SLO/Trafficserver
Status: draft
Organizational
Service
This service is the Apache Trafficserver daemons used as Backend Caches as part of WMF’s production CDN edge infrastructure. This only covers the main trafficserver daemon (/usr/bin/traffic_server) in its capacity to accurately and functionally serve production HTTP requests in real time; it does not cover the various ancillary tools, binaries, statistics/logging mechanisms, etc. All production instances in all datacenters are covered, which means all of the hardware machines currently named cp[0-9]*.{site}.wmnet
.
Teams
SRE/Traffic owns and operates this service layer, and additionally the same team is also responsible for all of the direct dependencies at both edges of this service: the L4LB in the outwards-facing direction, and the Varnish frontend caches in the inwards-facing direction. Therefore, while this service impacts many other teams and services, the responsibility for it is fairly clearly a single-team affair. Other SRE subteams additionally share the burden of on-call incident response for this service.
Architectural
Environmental dependencies
This service runs independently in all 6 datacenters, and also comprises two different clusters named text
and upload
. In any given DC, text
and upload
have identical hardware configurations and layouts. We can (should?) define SLOs both for the global aggregate of a cluster (which may also need to discount manually-depooled time windows for specific datacenters, as with the discussion above about L4LB depools within a DC?), and per-DC per-cluster.

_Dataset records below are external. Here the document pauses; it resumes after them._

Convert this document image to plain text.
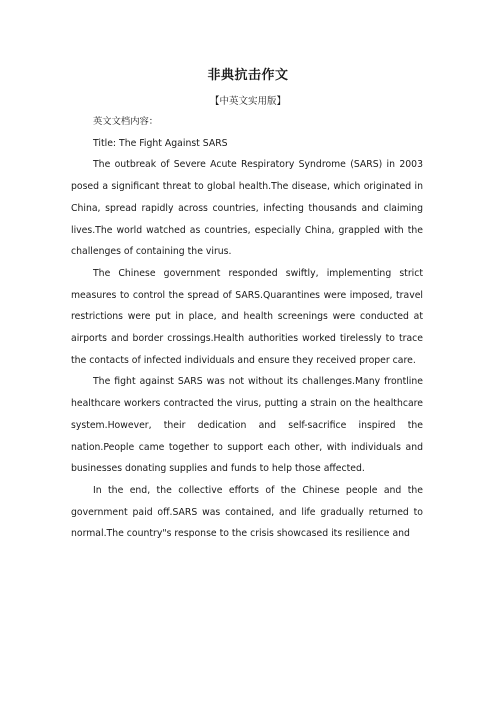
非典抗击作文
【中英文实用版】

英文文档内容：

Title: The Fight Against SARS

The outbreak of Severe Acute Respiratory Syndrome (SARS) in 2003 posed a significant threat to global health.The disease, which originated in China, spread rapidly across countries, infecting thousands and claiming lives.The world watched as countries, especially China, grappled with the challenges of containing the virus.

The Chinese government responded swiftly, implementing strict measures to control the spread of SARS.Quarantines were imposed, travel restrictions were put in place, and health screenings were conducted at airports and border crossings.Health authorities worked tirelessly to trace the contacts of infected individuals and ensure they received proper care.

The fight against SARS was not without its challenges.Many frontline healthcare workers contracted the virus, putting a strain on the healthcare system.However, their dedication and self-sacrifice inspired the nation.People came together to support each other, with individuals and businesses donating supplies and funds to help those affected.

In the end, the collective efforts of the Chinese people and the government paid off.SARS was contained, and life gradually returned to normal.The country"s response to the crisis showcased its resilience and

The physical characteristics differ per-DC as follows (these numbers are for a single cluster text
or upload
):
Datacenter | DC Layout | Cluster Machines | Cluster Layout |
---|---|---|---|
eqiad | 4 rows, multiple racks each | 8 | 2 machines per row, each in a distinct rack |
codfw | 4 rows, multiple racks each | 8 | 2 machines per row, each in a distinct rack |
esams | 1 row, 3 racks | 8 | Text - 3:3:2 Upload - 2:3:3 (machines in each of the 3 racks) |
ulsfo | 1 row, 2 racks | 8 | 4:4 |
eqsin | 1 row, 2 racks | 8 | 4:4 |
drmrs | 1 row, 2 racks | 8 | 4:4 |
Service dependencies
Hard dependencies: Varnish Frontend caches. Trafficserver isn't able to serve any traffic if Varnish doesn't send any requests on its way.
Client-facing
Clients
All the user-facing traffic comes from the varnish frontend caches
Service Level Indicators (SLIs)
Fraction of requests spending less than 50 milliseconds processing time inside of Trafficserver itself and without a Trafficserver internal error. A Trafficserver internal error is a 500 generated by Trafficserver (as opposed to an underlying backend service), which is not a 503 Fetch Error (failure to get a reply status from the backend service).
Operational
Monitoring
The service is made of a supervisor traffic_manager process responsible for starting a child. The latter handles actual traffic, the former handles administrative commands and restarts the child if it stops responding. There is an Icinga check ensuring that the child is responding to HTTP requests, as well as an additional check called 'trafficserver-backend-restart-count which raises a critical if the supervisor process had to restart its child since it began operating.
Troubleshooting
In most cases of anomalous operation it is sufficient to restart the service and open a task for the Traffic team with a description of the symptoms.
Deployment
The service is deployed by Puppet using the trafficserver puppet module.
Service Level Objectives
The agreed-upon SLO is 99.9% of requests spending less than 50 milliseconds processing time inside of Trafficserver itself and without a Trafficserver Internal error.